Am I wrong?

Kiki

So I’m the 2nd oldest of my family, my sister is the oldest. She moved back in with us after her boyfriend was unfortunately murdered. It’s been almost 3 years since it happened and since it did understandably it’s been difficult for her. She has gotten a lot better since 2020 but would cry every now and then. My role is to be supportive, be there for her when she’s down, etc.

Since she’s been living with us we’ve butted heads a couple times and it’s not because of something silly. Last year I stopped speaking to her for a couple months because it was more peaceful that way, every now and then I would stop talking to her because I refuse to be talked down to, verbally mistreated, etc. She would blame it on her grief and I did my best to understand.

On my birthday weekend in March, my mom texted her to book a hair appointment for me to do my hair, and she threw a fit, stormed out the door, and cried because my mom didn’t ask her if she was okay after her deceased boyfriend’s birthday in February. I understand her frustration but I wish she didn’t make my birthday about her. I barely could enjoy it because I was afraid anything my family did for me would trigger her.
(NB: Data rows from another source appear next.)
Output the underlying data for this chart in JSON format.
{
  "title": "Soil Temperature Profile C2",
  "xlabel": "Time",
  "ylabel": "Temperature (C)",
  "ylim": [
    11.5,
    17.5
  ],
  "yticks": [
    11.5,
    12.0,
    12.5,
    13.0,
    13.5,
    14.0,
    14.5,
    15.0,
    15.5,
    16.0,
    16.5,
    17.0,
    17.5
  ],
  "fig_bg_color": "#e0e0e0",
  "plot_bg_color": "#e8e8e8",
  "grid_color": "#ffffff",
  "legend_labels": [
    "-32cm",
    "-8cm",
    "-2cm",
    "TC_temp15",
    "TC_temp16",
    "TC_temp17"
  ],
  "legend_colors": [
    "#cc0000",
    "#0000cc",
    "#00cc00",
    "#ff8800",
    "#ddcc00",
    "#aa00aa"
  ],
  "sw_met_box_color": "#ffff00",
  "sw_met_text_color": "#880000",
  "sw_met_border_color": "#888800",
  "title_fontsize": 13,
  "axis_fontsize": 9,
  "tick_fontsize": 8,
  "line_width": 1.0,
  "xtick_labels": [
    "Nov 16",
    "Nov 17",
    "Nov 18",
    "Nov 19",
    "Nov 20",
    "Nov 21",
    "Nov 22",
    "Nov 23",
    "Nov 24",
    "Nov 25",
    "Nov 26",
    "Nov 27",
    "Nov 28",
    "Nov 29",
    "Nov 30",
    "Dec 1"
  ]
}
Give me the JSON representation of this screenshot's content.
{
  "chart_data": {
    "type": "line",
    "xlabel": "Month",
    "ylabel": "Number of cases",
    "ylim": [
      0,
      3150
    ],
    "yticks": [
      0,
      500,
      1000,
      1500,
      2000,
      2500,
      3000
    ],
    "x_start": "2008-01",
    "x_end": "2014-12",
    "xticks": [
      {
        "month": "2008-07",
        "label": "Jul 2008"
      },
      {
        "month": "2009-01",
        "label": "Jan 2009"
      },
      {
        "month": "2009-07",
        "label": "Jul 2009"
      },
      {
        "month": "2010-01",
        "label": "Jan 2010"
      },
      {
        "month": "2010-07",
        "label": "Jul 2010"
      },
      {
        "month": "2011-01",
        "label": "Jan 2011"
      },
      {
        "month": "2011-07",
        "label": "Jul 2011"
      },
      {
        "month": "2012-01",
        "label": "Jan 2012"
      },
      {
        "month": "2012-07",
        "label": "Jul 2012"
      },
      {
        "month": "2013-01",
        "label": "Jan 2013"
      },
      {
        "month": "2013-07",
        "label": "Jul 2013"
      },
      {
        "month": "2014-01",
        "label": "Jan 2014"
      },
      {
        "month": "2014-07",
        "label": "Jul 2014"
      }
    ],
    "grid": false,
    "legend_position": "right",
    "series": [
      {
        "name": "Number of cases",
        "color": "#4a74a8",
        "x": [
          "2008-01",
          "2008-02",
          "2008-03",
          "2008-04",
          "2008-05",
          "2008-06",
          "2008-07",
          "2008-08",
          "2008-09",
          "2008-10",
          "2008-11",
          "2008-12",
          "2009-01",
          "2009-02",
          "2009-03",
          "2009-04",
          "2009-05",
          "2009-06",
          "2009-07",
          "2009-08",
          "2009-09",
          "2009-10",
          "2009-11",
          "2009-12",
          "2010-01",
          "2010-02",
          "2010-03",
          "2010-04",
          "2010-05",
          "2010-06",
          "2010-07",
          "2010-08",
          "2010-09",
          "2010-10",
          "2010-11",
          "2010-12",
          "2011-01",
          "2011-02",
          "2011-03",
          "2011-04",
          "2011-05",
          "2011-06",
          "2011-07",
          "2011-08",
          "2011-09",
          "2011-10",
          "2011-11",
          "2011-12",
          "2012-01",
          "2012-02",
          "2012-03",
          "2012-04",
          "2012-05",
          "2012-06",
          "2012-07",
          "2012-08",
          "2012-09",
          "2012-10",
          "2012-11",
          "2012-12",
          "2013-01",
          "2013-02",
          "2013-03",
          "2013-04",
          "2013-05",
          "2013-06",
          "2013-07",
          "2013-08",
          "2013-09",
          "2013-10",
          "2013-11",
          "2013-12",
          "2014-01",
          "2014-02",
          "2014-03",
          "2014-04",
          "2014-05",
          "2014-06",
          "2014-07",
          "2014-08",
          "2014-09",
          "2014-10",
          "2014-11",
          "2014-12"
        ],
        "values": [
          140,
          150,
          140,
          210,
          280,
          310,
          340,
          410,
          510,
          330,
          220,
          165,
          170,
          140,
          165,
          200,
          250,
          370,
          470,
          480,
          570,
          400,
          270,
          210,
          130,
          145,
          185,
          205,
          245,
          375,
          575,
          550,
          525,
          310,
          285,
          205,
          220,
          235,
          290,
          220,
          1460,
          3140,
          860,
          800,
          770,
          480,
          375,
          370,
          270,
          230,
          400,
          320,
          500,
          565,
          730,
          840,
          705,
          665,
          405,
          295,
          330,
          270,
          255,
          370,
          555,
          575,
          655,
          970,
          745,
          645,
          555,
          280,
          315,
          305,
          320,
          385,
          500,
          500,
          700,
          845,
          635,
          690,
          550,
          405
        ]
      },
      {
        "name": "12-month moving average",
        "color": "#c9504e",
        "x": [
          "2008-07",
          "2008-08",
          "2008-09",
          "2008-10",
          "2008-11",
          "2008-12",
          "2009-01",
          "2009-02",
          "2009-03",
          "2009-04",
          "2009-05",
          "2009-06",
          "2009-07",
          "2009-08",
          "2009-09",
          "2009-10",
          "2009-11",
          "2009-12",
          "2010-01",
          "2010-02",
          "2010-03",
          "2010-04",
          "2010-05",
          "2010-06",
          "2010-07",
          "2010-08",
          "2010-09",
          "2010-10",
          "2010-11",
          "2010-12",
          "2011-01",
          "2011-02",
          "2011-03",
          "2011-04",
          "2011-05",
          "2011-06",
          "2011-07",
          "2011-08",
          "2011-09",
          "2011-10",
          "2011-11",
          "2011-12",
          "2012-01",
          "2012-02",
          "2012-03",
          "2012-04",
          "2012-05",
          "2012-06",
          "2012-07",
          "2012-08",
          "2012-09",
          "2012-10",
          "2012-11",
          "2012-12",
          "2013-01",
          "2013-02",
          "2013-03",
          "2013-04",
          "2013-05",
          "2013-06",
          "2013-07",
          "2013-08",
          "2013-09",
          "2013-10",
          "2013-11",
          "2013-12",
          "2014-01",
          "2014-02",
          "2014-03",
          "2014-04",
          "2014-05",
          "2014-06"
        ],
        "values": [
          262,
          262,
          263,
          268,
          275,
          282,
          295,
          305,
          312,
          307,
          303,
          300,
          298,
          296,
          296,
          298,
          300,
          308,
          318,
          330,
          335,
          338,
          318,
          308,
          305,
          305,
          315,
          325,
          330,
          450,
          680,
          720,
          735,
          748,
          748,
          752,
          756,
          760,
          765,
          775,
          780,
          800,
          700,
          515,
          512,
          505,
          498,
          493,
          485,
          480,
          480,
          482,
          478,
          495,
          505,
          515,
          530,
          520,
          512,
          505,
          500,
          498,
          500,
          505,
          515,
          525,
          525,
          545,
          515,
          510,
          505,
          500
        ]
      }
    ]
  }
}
Recently I stopped talking to her because I just can’t do it anymore. She treats me like shit, and it’s like she’s singled me out, Whether it’s her remarks, saying how I can’t be trusted because I vented to my cousin about my family before her husband sexually assaulted me, ect. Every time she treats me poorly I tell myself to be understanding, maybe she’s still grieving, maybe she’s just sad, but I just can’t deal with her anger issues at the price of my own mental health. I have Bipolar 1 and I still try to treat everyone kindly, I understand grief is hard but I don’t think I should be treated like a doormat and forget about my own problems just to cater to hers, you know? Because I can’t help anyone or be there for anyone if I’m not okay mentally. No one should be treated the way she treat’s me. And I guess I’m immature but I rather not talk to her than to lash out or show my anger towards her.

Of course we’ll talk again, but I just need a break.